Part of being digitally literate is the need to cope with the pros and cons of emerging services online.    I was sat watching the TV the other day and an advert popped up for Push Doctor an app which apparently allows you to access a doctor online rather than visiting a GPs practice.    I smiled as the advert came on as I have found myself complaining about the difficulty of getting access to a GP on a number of occasions since having returned to the UK.    You can only get an appointment by phoning up first thing in the morning as an emergency and hoping for an available slot or by booking weeks if not months in advance.   As such the idea of an on demand doctor via an app on my smartphone sounds like a good idea, however is it?

An online doctor can take all of the personal history and also ask the same diagnostic questions as a GP may be able to do however they don’t have the physical access to you.    They don’t have the ability to carry out a physical examination and to take diagnostic readings as to your blood pressure, heart rate, etc.     They also don’t have the same relationship which may exist with a long standing family GP, for those lucky enough to have one.    Without the physical access I am not sure I would feel comfortable with an online doctor prescribing me medication.

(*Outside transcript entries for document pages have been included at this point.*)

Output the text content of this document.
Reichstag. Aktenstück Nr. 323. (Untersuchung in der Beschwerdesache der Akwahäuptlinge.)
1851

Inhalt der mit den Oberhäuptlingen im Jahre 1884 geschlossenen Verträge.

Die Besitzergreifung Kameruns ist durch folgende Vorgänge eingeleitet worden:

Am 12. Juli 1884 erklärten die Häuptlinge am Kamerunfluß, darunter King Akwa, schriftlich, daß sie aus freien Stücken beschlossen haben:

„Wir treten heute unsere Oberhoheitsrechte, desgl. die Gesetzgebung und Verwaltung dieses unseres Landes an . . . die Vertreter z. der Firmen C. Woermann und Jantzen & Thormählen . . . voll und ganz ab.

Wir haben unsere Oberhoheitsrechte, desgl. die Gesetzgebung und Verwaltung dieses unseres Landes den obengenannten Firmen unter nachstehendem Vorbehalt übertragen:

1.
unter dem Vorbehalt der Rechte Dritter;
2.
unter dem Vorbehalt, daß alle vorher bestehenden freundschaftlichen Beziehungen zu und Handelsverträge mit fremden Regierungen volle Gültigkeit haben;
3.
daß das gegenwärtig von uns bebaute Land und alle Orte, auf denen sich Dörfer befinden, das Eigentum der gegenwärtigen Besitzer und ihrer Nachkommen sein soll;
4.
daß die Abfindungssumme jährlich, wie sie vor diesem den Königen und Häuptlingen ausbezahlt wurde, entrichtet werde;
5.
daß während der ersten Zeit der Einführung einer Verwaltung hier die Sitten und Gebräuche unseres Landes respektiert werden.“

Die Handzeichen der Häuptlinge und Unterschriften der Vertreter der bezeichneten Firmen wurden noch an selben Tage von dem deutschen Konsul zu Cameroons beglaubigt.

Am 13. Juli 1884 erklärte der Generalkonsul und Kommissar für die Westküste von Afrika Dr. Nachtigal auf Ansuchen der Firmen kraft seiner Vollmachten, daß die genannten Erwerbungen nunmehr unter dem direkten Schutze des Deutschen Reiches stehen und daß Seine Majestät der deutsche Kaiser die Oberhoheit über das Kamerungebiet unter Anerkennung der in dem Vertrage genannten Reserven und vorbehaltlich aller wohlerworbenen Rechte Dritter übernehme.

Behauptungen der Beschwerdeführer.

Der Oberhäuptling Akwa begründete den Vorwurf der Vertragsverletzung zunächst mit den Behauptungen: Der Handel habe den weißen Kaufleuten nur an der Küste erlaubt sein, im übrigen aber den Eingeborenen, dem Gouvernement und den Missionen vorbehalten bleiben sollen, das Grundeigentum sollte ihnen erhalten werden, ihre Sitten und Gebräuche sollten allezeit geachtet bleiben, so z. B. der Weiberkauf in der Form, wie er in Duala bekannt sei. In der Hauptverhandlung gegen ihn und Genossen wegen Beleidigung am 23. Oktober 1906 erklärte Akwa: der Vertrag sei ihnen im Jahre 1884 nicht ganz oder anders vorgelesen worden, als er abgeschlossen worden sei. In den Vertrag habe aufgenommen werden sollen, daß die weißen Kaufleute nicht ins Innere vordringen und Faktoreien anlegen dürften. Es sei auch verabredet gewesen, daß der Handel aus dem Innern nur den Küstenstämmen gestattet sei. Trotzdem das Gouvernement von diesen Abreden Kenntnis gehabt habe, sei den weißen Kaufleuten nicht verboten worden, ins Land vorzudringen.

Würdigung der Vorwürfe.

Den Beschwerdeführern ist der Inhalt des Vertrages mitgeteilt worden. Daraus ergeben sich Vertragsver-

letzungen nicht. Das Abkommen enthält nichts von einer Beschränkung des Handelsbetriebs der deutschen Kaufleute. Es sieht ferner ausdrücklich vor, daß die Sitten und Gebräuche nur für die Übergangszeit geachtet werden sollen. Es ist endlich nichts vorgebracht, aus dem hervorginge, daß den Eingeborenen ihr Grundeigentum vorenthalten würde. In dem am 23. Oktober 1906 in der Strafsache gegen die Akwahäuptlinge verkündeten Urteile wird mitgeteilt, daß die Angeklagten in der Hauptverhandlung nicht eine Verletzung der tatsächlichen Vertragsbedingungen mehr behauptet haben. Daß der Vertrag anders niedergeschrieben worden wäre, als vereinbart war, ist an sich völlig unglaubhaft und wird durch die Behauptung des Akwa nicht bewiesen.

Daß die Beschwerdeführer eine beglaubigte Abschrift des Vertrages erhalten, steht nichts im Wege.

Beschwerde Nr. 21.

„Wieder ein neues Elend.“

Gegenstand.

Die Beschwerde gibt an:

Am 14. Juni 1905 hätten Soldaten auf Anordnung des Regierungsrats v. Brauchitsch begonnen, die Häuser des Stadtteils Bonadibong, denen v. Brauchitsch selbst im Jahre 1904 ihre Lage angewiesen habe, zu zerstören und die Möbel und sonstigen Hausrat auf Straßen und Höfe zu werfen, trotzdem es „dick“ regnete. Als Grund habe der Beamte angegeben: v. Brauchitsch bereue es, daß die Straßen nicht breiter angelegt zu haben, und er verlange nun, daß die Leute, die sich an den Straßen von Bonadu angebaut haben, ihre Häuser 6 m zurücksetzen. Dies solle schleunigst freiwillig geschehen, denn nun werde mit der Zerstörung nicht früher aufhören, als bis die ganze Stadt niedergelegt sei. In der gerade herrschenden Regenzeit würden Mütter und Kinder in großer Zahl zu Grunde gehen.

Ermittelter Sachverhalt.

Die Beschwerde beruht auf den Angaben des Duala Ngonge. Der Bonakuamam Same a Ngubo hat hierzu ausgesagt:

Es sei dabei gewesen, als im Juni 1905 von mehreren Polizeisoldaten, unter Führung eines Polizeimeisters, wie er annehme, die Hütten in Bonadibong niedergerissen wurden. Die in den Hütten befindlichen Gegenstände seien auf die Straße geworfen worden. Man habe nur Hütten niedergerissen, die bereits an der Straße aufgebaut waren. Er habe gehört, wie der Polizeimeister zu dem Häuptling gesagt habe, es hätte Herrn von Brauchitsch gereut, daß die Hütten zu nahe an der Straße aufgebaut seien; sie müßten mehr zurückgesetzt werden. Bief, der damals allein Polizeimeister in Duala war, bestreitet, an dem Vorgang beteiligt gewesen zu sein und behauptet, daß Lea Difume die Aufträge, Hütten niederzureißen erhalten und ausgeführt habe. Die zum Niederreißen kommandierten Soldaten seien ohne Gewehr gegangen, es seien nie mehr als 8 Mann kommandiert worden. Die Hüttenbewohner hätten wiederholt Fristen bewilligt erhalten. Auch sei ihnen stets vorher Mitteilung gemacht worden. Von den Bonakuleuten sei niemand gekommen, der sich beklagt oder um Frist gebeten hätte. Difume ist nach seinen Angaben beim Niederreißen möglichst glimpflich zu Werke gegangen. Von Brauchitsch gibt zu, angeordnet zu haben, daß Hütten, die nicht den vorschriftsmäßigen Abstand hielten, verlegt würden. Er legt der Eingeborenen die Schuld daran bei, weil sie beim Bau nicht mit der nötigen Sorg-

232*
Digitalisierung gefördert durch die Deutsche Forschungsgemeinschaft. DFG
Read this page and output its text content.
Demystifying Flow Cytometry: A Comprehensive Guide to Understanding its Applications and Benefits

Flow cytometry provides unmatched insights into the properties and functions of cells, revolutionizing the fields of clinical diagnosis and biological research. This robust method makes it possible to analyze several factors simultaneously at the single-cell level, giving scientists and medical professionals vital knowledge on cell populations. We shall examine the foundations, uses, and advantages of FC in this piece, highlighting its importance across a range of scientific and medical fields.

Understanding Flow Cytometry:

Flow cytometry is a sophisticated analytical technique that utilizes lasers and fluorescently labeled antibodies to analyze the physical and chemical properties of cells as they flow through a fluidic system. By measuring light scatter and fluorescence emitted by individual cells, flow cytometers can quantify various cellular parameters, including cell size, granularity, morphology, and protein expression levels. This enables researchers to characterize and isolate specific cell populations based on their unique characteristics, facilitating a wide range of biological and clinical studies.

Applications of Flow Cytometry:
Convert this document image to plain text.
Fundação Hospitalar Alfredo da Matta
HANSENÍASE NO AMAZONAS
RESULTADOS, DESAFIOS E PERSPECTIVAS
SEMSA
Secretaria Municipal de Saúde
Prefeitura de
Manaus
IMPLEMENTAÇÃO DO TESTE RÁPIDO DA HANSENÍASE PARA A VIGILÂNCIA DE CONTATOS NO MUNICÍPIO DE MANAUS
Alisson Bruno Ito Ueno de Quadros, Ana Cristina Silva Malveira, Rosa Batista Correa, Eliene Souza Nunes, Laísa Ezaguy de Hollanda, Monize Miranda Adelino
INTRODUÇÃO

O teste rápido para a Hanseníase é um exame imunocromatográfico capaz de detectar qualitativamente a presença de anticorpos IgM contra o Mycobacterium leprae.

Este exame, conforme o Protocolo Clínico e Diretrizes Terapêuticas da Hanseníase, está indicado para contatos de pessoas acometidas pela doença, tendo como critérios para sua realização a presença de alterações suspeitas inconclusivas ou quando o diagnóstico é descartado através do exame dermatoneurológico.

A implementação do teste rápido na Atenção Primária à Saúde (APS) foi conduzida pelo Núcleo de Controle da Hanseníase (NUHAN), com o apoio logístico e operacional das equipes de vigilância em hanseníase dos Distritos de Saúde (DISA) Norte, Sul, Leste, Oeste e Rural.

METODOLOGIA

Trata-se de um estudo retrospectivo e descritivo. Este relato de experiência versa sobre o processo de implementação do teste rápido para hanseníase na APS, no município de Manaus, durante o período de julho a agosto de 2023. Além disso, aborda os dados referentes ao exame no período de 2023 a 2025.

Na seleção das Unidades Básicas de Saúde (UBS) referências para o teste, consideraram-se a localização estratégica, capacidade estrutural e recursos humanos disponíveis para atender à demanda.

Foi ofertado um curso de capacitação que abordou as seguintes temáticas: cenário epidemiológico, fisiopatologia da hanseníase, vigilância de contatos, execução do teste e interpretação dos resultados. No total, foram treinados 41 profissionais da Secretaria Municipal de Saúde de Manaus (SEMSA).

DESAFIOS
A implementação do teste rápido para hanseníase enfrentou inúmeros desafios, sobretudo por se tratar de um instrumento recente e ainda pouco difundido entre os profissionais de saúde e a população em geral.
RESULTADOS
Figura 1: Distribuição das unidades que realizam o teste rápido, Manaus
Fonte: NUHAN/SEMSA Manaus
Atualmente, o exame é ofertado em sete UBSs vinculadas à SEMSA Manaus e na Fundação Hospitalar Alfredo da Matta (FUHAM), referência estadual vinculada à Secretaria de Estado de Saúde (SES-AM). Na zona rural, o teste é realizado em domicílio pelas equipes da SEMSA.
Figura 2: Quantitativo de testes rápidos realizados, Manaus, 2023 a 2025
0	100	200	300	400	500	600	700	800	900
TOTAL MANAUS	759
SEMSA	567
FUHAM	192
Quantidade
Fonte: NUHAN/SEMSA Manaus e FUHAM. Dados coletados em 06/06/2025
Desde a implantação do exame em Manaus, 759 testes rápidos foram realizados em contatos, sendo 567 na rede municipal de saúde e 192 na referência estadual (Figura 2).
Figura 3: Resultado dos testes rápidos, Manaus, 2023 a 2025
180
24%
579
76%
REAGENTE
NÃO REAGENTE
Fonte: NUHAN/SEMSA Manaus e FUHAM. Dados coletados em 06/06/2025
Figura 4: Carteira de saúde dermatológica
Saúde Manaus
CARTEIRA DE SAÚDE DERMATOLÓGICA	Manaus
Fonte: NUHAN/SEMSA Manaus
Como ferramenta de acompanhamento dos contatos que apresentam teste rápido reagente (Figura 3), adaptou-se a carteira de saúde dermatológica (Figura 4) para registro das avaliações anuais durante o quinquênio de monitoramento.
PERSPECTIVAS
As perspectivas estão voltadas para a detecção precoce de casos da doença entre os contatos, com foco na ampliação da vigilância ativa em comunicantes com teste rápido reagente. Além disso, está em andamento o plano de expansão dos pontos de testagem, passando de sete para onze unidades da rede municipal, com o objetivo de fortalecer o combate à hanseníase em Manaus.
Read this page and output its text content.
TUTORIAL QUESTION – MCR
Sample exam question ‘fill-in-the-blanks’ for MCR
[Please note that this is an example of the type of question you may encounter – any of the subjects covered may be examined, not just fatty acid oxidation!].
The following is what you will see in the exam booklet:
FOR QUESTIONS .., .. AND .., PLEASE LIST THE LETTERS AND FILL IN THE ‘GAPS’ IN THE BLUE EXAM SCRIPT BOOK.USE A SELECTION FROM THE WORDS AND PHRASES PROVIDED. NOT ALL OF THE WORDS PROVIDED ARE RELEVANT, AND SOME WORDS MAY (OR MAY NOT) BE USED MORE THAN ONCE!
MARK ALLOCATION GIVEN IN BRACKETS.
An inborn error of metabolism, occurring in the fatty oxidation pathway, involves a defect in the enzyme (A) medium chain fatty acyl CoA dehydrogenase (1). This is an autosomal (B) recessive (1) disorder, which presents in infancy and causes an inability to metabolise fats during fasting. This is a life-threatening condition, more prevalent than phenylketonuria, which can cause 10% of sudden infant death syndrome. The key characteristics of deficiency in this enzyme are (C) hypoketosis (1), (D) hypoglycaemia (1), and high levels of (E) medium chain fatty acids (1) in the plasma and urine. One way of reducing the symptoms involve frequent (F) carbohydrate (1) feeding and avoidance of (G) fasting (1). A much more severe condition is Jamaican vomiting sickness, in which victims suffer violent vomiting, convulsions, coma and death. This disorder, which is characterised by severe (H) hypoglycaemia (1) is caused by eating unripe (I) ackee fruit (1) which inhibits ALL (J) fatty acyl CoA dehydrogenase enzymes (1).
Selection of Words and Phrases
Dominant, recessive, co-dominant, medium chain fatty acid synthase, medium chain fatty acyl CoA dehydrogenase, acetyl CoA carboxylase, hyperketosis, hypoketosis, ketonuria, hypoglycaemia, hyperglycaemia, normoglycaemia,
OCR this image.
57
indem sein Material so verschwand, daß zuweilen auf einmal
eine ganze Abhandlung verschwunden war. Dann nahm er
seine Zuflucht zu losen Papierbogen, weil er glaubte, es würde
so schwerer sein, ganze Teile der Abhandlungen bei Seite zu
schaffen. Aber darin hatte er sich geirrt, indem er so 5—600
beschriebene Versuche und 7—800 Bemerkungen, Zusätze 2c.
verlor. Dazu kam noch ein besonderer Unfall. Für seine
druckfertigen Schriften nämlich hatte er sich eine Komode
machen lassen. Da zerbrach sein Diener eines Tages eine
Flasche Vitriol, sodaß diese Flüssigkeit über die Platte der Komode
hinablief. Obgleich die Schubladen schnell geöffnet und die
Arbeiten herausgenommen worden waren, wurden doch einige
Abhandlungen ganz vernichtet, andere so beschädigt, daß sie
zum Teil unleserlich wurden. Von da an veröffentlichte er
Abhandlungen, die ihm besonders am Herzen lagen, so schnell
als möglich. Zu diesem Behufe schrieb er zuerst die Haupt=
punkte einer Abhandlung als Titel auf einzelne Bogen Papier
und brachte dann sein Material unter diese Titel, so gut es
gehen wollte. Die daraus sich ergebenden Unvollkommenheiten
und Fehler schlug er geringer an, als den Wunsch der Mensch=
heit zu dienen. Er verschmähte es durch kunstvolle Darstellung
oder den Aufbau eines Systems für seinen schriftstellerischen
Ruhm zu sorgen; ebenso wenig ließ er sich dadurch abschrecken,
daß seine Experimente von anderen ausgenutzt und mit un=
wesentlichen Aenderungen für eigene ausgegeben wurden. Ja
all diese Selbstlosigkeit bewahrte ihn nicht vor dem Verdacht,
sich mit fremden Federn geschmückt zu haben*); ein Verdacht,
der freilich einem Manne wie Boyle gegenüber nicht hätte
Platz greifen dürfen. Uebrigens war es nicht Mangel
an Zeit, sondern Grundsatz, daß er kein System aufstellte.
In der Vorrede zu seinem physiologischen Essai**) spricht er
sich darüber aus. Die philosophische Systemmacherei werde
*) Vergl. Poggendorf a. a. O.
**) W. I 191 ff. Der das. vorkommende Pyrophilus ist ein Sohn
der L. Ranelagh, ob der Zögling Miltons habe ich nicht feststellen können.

I also wonder about the credibility of an online doctor.    My GP has been installed in a health practice and therefore will have been vetted by the practice for suitability, experience and skill.   They also are tangible in my ability to actually meet with them, see them in the local area, etc.   They have a physicality which an online doctor doesn’t have.   They can’t just disappear by disabling an online account in the same way that on online doctor may be able to do.

I think the idea of an online doctor is an excellent one especially when the NHS is as stretched as it is often reported to be.     That said I still think there is some work to be done in winning people over and encouraging people, including myself, to make use of such a service.

Thinking a bit further ahead I wonder if the solution to the diagnostic readings side of things might be the increasing number of us wearing fitness devices.  Through these devices our online doctor might be able to gather rudimentary, and possibly in the future more diagnostic, data such as heart rate, exercise habits, etc.    In doing so they might be better able to diagnose and given the constant monitoring of such devices they may prove to be better able to diagnose than the currently conventional GP.

The online doctor is but one of a number of emerging services which technology is facilitating, however are we ready to accept and use such new services?